La vida física se caracteriza por un estado defensivo, mientras que a la espiritual le sucede justo lo contrario. Ésta es la única explicación que puedo encontrar para el hecho de que mi retorno a este mundo estuviera impregnado de tal paranoia. Durante algún tiempo estuve convencido de que Holley (cuyo nombre, insisto, aún no recordaba, pero a la que, de algún modo, reconocía como mi esposa) y los médicos estaban intentando asesinarme. Tuve nuevos sueños y alucinaciones sobre aviones y saltos en paracaídas, algunos de ellos sumamente prolongados y verosímiles. En el más largo, intenso y ridículamente detallado de ellos, me vi en una clínica especializada en casos de cáncer del sur de Florida, perseguido por Holley, dos agentes de policía del estado y un par de fotógrafos ninja asiáticos, colgados de unos cables con poleas.

De hecho estaba sufriendo algo llamado «psicosis de la UCI». Es habitual, e incluso esperable, en pacientes cuyos cerebros vuelven a funcionar tras un largo período de inactividad. Lo había visto muchas veces, pero nunca lo había sufrido en mis propias carnes. Y he de decir que la perspectiva es muy, muy diferente.

Lo más interesante de aquella sucesión de pesadillas y fantasías paranoicas, visto en retrospectiva, era que no era más que eso: una fantasía. Algunas partes —en particular la dilatada pesadilla del sur de Florida— me resultaron muy intensas e incluso directamente aterradoras mientras sucedían. Pero recordadas ahora —es más, desde el mismo instante en que finalizaron aquellos episodios—, su naturaleza se tornó perfectamente reconocible: algo confeccionado por mi propio y agobiado cerebro en un intento por recobrar la orientación. Algunos de los sueños que tuve durante ese lapso de tiempo fueron asombrosa y pavorosamente vívidos. Pero al final sólo sirvieron para resaltar las enormes diferencias de este estado de ensueño con respecto al ultrarrealismo del coma profundo.
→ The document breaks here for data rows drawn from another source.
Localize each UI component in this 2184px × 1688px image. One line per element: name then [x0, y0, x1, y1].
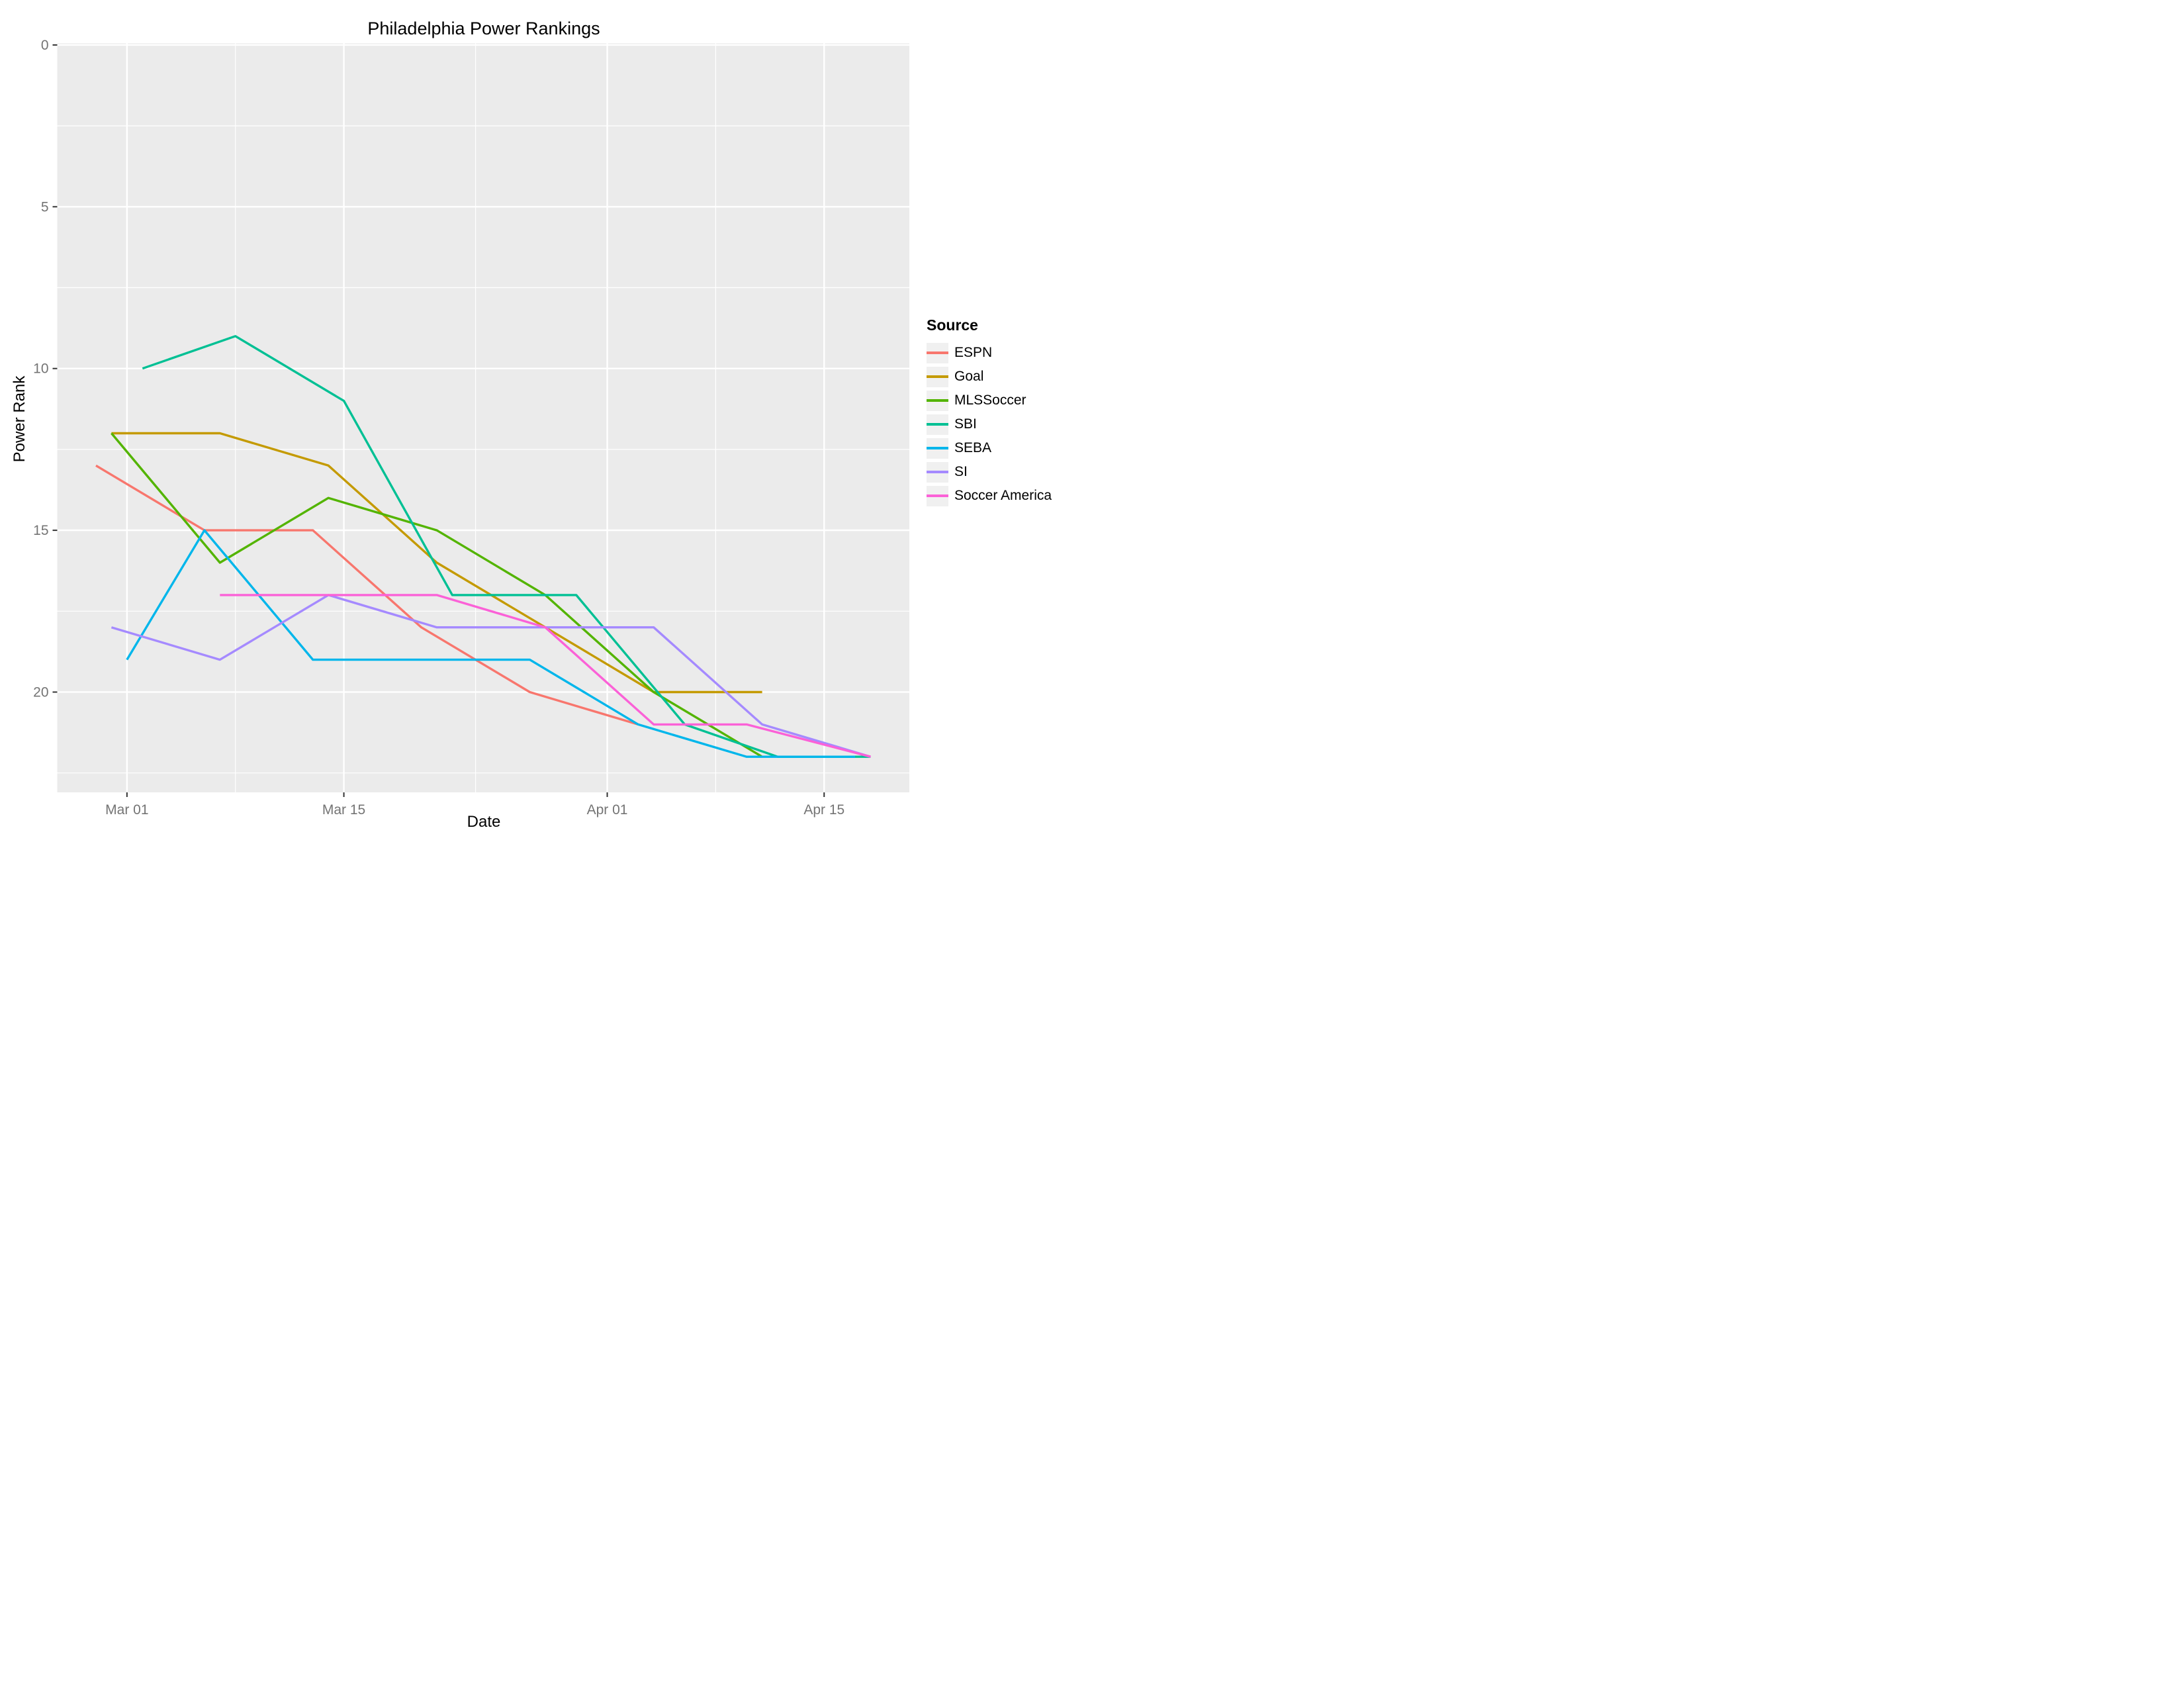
y-tick-label: 20: [33, 684, 48, 700]
series-line-seba: [126, 529, 856, 758]
legend: Source ESPN Goal MLSSoccer SBI SEBA SI Soccer …: [927, 316, 1052, 508]
legend-item: MLSSoccer: [927, 389, 1052, 412]
legend-label: Goal: [954, 369, 984, 384]
x-tick-label: Mar 15: [322, 802, 365, 818]
legend-label: MLSSoccer: [954, 393, 1026, 408]
legend-label: SI: [954, 464, 968, 479]
plot-panel: [57, 43, 909, 792]
legend-title: Source: [927, 316, 978, 334]
legend-key-line-icon: [927, 494, 948, 497]
legend-item: ESPN: [927, 341, 1052, 365]
y-axis-title: Power Rank: [11, 375, 28, 463]
series-line-espn: [95, 464, 639, 726]
legend-key-goal: [927, 366, 948, 387]
legend-item: SBI: [927, 412, 1052, 436]
chart-title: Philadelphia Power Rankings: [367, 19, 600, 38]
series-line-soccer-america: [220, 594, 871, 758]
legend-key-line-icon: [927, 471, 948, 473]
legend-key-line-icon: [927, 423, 948, 426]
x-axis-title: Date: [467, 813, 501, 831]
legend-label: SBI: [954, 416, 977, 432]
legend-items: ESPN Goal MLSSoccer SBI SEBA SI Soccer America: [927, 341, 1052, 508]
legend-key-soccer-america: [927, 485, 948, 506]
legend-key-si: [927, 461, 948, 483]
legend-key-mlssoccer: [927, 390, 948, 411]
x-tick-label: Mar 01: [105, 802, 148, 818]
legend-label: SEBA: [954, 440, 992, 455]
chart-figure: Philadelphia Power Rankings 0 5 10 15 20 Mar …: [0, 0, 1092, 844]
legend-key-espn: [927, 342, 948, 363]
y-tick-label: 5: [41, 199, 49, 214]
series-line-si: [111, 594, 871, 758]
plot-area: 0 5 10 15 20 Mar 01 Mar 15 Apr 01 Apr 15: [33, 38, 909, 818]
legend-item: Goal: [927, 365, 1052, 389]
series-line-sbi: [142, 335, 871, 758]
legend-label: Soccer America: [954, 488, 1052, 503]
legend-key-line-icon: [927, 375, 948, 378]
y-tick-label: 15: [33, 523, 48, 538]
series-line-mlssoccer: [111, 432, 763, 758]
legend-item: SI: [927, 460, 1052, 484]
legend-item: SEBA: [927, 436, 1052, 460]
legend-item: Soccer America: [927, 484, 1052, 508]
legend-key-line-icon: [927, 447, 948, 449]
legend-key-line-icon: [927, 399, 948, 402]
y-tick-label: 0: [41, 38, 49, 53]
legend-key-seba: [927, 438, 948, 459]
y-tick-label: 10: [33, 361, 48, 377]
legend-label: ESPN: [954, 345, 993, 360]
x-tick-label: Apr 01: [587, 802, 628, 818]
x-tick-label: Apr 15: [803, 802, 844, 818]
legend-key-sbi: [927, 414, 948, 435]
legend-key-line-icon: [927, 352, 948, 354]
En cuanto a los cohetes, aviones y saltos en paracaídas que imaginaba con tanta viveza, eran, descubrí después, bastante precisos desde un punto de vista simbólico. Porque el hecho era que estaba realizando una peligrosa reentrada en la abandonada pero nuevamente funcional estación espacial de mi cerebro, desde un lugar muy lejano. Sería difícil encontrar una analogía más funcional de lo que me sucedió durante la semana que pasé fuera de mi cuerpo que el despegue de un cohete.